In that case the question presented was whether or not, under the Motor Carrier Act of 1935, the Interstate Commerce Commission had jurisdiction and power with respect to the qualifications and maximum hours of service of employees engaged in office work and in clerical capacity. The case went to the Supreme Court of the United States and on May 27, 1940, in United States of America, Interstate Commerce Commission et al. v. American Trucking Associations, Inc., et al., 60 S.Ct. 1059, 1067, 84 L.Ed. —, our highest court construed the Motor Carrier Act as well as the Fair Labor Standards Act with respect to section 204(a) of the Motor Carrier Act, 1935, and section 13(b) of the Fair Labor Standards Act. In this opinion the Supreme Court reversed the District Court for the District of Columbia, and said:
“The Commission and the Wage and Hour Division, as we have said, have both interpreted Section 204(a) as relating solely to safety of operation. In any case such interpretations are entitled to great weight. This is peculiarly true here where the interpretations involve ‘contemporaneous construction of a statute by the men charged with the responsibility of setting its machinery in motion; of making the parts work efficiently and smoothly while they are yet untried and new.’ Furthermore, the Commission’s interpretation gains much persuasiveness from the fact that it was the Commission which suggested the provisions’ enactment to Congress.

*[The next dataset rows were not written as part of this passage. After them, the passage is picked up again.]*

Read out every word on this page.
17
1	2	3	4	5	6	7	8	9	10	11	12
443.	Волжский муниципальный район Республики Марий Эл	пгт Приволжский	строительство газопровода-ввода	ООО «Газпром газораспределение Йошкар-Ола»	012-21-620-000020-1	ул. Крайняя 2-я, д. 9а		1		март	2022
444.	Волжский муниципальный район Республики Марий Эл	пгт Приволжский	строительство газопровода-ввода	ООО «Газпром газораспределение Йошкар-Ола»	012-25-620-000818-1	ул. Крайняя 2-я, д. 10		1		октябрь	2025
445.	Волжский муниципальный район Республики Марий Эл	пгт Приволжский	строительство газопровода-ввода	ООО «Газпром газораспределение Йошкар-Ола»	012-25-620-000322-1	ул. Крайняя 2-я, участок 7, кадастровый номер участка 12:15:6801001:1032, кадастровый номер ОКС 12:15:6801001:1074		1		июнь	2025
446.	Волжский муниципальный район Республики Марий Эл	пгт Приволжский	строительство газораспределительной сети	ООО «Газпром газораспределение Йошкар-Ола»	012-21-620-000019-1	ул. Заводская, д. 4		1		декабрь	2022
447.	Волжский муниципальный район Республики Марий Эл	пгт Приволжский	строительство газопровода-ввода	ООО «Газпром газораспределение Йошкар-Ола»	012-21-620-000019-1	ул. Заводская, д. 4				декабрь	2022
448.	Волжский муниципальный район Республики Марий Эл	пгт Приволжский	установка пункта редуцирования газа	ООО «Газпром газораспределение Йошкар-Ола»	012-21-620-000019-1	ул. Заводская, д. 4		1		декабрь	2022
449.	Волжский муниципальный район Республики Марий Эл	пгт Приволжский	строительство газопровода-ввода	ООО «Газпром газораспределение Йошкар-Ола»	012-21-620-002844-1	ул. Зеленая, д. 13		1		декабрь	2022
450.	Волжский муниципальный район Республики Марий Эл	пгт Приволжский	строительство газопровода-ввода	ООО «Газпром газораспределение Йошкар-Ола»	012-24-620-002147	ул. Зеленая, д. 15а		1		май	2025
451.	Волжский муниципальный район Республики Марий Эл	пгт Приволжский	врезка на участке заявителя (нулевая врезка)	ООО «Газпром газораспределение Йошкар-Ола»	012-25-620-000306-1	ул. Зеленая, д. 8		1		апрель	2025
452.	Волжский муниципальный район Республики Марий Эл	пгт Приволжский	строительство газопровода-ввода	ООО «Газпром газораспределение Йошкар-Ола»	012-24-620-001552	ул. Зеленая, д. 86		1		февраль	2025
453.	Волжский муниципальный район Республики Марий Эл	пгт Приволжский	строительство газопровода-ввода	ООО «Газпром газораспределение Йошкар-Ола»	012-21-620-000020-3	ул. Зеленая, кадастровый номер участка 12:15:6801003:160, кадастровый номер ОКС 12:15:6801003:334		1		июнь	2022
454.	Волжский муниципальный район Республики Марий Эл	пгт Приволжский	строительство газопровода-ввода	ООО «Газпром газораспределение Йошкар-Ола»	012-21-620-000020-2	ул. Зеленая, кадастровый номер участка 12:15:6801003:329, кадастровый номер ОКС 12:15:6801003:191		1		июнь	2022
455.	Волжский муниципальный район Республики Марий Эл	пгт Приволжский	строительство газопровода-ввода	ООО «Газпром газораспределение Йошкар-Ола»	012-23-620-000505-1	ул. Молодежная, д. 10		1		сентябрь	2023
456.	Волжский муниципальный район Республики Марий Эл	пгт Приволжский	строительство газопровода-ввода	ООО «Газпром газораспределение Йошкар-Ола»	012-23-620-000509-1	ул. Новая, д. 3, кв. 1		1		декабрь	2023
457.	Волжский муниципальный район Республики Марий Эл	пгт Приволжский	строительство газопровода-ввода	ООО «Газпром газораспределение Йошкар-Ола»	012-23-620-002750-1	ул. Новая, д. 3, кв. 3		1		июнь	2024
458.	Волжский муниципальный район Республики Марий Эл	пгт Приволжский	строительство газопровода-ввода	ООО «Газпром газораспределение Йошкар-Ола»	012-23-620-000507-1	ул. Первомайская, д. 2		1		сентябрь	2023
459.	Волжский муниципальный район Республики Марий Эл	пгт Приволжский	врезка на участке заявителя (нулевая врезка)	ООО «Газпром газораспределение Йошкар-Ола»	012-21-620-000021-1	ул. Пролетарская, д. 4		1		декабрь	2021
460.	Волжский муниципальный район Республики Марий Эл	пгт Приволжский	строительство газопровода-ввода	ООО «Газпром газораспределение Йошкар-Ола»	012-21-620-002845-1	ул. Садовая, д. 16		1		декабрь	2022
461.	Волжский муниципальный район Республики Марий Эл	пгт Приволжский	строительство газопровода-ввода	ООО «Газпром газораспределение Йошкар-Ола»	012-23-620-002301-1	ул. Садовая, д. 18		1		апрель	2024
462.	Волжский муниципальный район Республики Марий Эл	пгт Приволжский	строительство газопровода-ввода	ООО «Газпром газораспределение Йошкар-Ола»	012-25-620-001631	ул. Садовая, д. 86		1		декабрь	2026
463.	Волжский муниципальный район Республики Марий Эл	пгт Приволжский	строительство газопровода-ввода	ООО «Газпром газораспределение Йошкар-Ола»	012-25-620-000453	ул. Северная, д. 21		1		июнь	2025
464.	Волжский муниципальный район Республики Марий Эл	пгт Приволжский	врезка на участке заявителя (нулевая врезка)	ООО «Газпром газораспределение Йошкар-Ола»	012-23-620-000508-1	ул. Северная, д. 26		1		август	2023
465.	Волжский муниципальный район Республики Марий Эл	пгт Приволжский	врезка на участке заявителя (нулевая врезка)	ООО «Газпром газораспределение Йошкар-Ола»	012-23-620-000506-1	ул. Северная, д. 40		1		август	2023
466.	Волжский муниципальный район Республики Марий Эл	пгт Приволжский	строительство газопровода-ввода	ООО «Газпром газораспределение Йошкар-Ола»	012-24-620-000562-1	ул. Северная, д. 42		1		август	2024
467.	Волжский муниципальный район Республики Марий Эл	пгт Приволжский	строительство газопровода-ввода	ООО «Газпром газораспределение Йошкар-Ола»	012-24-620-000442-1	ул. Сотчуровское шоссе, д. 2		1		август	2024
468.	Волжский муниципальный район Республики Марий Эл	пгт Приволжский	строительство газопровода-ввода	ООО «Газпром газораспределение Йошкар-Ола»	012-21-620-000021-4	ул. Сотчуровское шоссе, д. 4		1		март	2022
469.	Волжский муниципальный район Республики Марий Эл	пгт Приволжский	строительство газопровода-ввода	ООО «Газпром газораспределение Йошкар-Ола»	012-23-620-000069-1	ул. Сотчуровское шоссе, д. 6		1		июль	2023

“It is important to remember that the Commission has three times concluded that its authority was limited to securing safety of operation. The first interpretation was made on December 29, 1937, when the Commission stated‘ * * * until the Congress shall have given us a more particular and definite command in the premises,, we shall limit our regulations concerning maximum hours of service to those employees whose functions in the operation of motor vehicles make such regulations desirable because of safety considerations.’ This expression was half a year old when Congress enacted the Fair. Labor Standards Act with the exemption of Section 13(b) (1).”
After a careful discussion of the two sections of the two Acts, the court said: "It is evident that the exempted vehicles
While it is true that the above case involved only subsections 1 and 2 of section 204(a), nevertheless both courts, in discussing section 204(a) and section 13(b), refered to common, contract and private carriers and the Supreme Court in its opinion, as above stated, referred to private carriers as being within the exemption of section 13(b) of the Fair Labor Standards Act.

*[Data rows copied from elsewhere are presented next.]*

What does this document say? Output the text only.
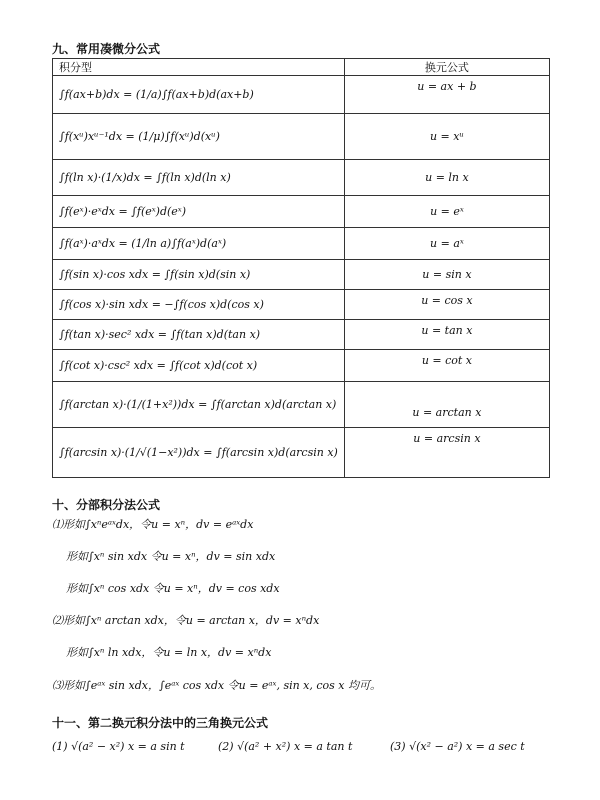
九、常用凑微分公式
积分型	换元公式
∫f(ax+b)dx = (1/a)∫f(ax+b)d(ax+b)	u = ax + b
∫f(xᵘ)xᵘ⁻¹dx = (1/μ)∫f(xᵘ)d(xᵘ)	u = xᵘ
∫f(ln x)·(1/x)dx = ∫f(ln x)d(ln x)	u = ln x
∫f(eˣ)·eˣdx = ∫f(eˣ)d(eˣ)	u = eˣ
∫f(aˣ)·aˣdx = (1/ln a)∫f(aˣ)d(aˣ)	u = aˣ
∫f(sin x)·cos xdx = ∫f(sin x)d(sin x)	u = sin x
∫f(cos x)·sin xdx = −∫f(cos x)d(cos x)	u = cos x
∫f(tan x)·sec² xdx = ∫f(tan x)d(tan x)	u = tan x
∫f(cot x)·csc² xdx = ∫f(cot x)d(cot x)	u = cot x
∫f(arctan x)·(1/(1+x²))dx = ∫f(arctan x)d(arctan x)	u = arctan x
∫f(arcsin x)·(1/√(1−x²))dx = ∫f(arcsin x)d(arcsin x)	u = arcsin x
十、分部积分法公式
⑴形如∫xⁿeᵃˣdx，令u = xⁿ，dv = eᵃˣdx
形如∫xⁿ sin xdx 令u = xⁿ，dv = sin xdx
形如∫xⁿ cos xdx 令u = xⁿ，dv = cos xdx
⑵形如∫xⁿ arctan xdx，令u = arctan x，dv = xⁿdx
形如∫xⁿ ln xdx，令u = ln x，dv = xⁿdx
⑶形如∫eᵃˣ sin xdx，∫eᵃˣ cos xdx 令u = eᵃˣ, sin x, cos x 均可。
十一、第二换元积分法中的三角换元公式
(1) √(a² − x²) x = a sin t	(2) √(a² + x²) x = a tan t	(3) √(x² − a²) x = a sec t
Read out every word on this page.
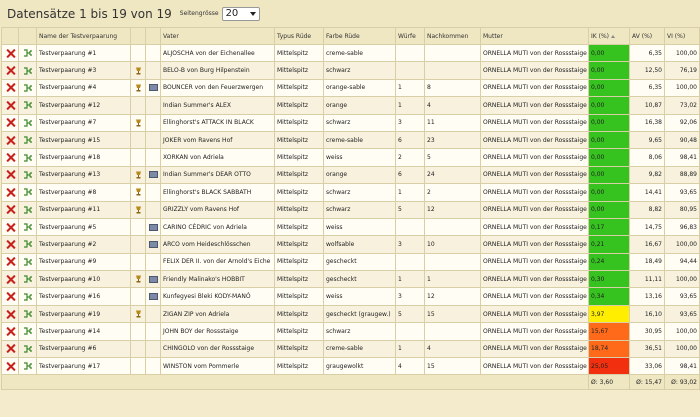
Datensätze 1 bis 19 von 19 Seitengrösse 20
		Name der Testverpaarung			Vater	Typus Rüde	Farbe Rüde	Würfe	Nachkommen	Mutter	IK (%)	AV (%)	VI (%)
		Testverpaarung #1			ALJOSCHA von der Eichenallee	Mittelspitz	creme-sable			ORNELLA MUTI von der Rossstaige	0,00	6,35	100,00
		Testverpaarung #3			BELO-B von Burg Hilpenstein	Mittelspitz	schwarz			ORNELLA MUTI von der Rossstaige	0,00	12,50	76,19
		Testverpaarung #4			BOUNCER von den Feuerzwergen	Mittelspitz	orange-sable	1	8	ORNELLA MUTI von der Rossstaige	0,00	6,35	100,00
		Testverpaarung #12			Indian Summer's ALEX	Mittelspitz	orange	1	4	ORNELLA MUTI von der Rossstaige	0,00	10,87	73,02
		Testverpaarung #7			Ellinghorst's ATTACK IN BLACK	Mittelspitz	schwarz	3	11	ORNELLA MUTI von der Rossstaige	0,00	16,38	92,06
		Testverpaarung #15			JOKER vom Ravens Hof	Mittelspitz	creme-sable	6	23	ORNELLA MUTI von der Rossstaige	0,00	9,65	90,48
		Testverpaarung #18			XORKAN von Adriela	Mittelspitz	weiss	2	5	ORNELLA MUTI von der Rossstaige	0,00	8,06	98,41
		Testverpaarung #13			Indian Summer's DEAR OTTO	Mittelspitz	orange	6	24	ORNELLA MUTI von der Rossstaige	0,00	9,82	88,89
		Testverpaarung #8			Ellinghorst's BLACK SABBATH	Mittelspitz	schwarz	1	2	ORNELLA MUTI von der Rossstaige	0,00	14,41	93,65
		Testverpaarung #11			GRIZZLY vom Ravens Hof	Mittelspitz	schwarz	5	12	ORNELLA MUTI von der Rossstaige	0,00	8,82	80,95
		Testverpaarung #5			CARINO CÉDRIC von Adriela	Mittelspitz	weiss			ORNELLA MUTI von der Rossstaige	0,17	14,75	96,83
		Testverpaarung #2			ARCO vom Heideschlösschen	Mittelspitz	wolfsable	3	10	ORNELLA MUTI von der Rossstaige	0,21	16,67	100,00
		Testverpaarung #9			FELIX DER II. von der Arnold's Eiche	Mittelspitz	gescheckt			ORNELLA MUTI von der Rossstaige	0,24	18,49	94,44
		Testverpaarung #10			Friendly Malinako's HOBBIT	Mittelspitz	gescheckt	1	1	ORNELLA MUTI von der Rossstaige	0,30	11,11	100,00
		Testverpaarung #16			Kunfegyesi Bleki KODY-MANÓ	Mittelspitz	weiss	3	12	ORNELLA MUTI von der Rossstaige	0,34	13,16	93,65
		Testverpaarung #19			ZIGAN ZIP von Adriela	Mittelspitz	gescheckt (graugew.)	5	15	ORNELLA MUTI von der Rossstaige	3,97	16,10	93,65
		Testverpaarung #14			JOHN BOY der Rossstaige	Mittelspitz	schwarz			ORNELLA MUTI von der Rossstaige	15,67	30,95	100,00
		Testverpaarung #6			CHINGOLO von der Rossstaige	Mittelspitz	creme-sable	1	4	ORNELLA MUTI von der Rossstaige	18,74	36,51	100,00
		Testverpaarung #17			WINSTON vom Pommerle	Mittelspitz	graugewolkt	4	15	ORNELLA MUTI von der Rossstaige	25,05	33,06	98,41
											Ø: 3,60	Ø: 15,47	Ø: 93,02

This court, therefore, is of the opinion that the power granted to the Interstate Commerce Commission is an exclusive power and by the exemption in the Fair Labor Standards Act, Congress meant to recognize the power that had been granted to the Interstate Commerce Commission.
The plaintiffs in this case were all truck drivers, according to the complaint, and, therefore, they came within the classification of employees concerned with “the safety of operations.”
The motions to dismiss will be sustained and an exception allowed.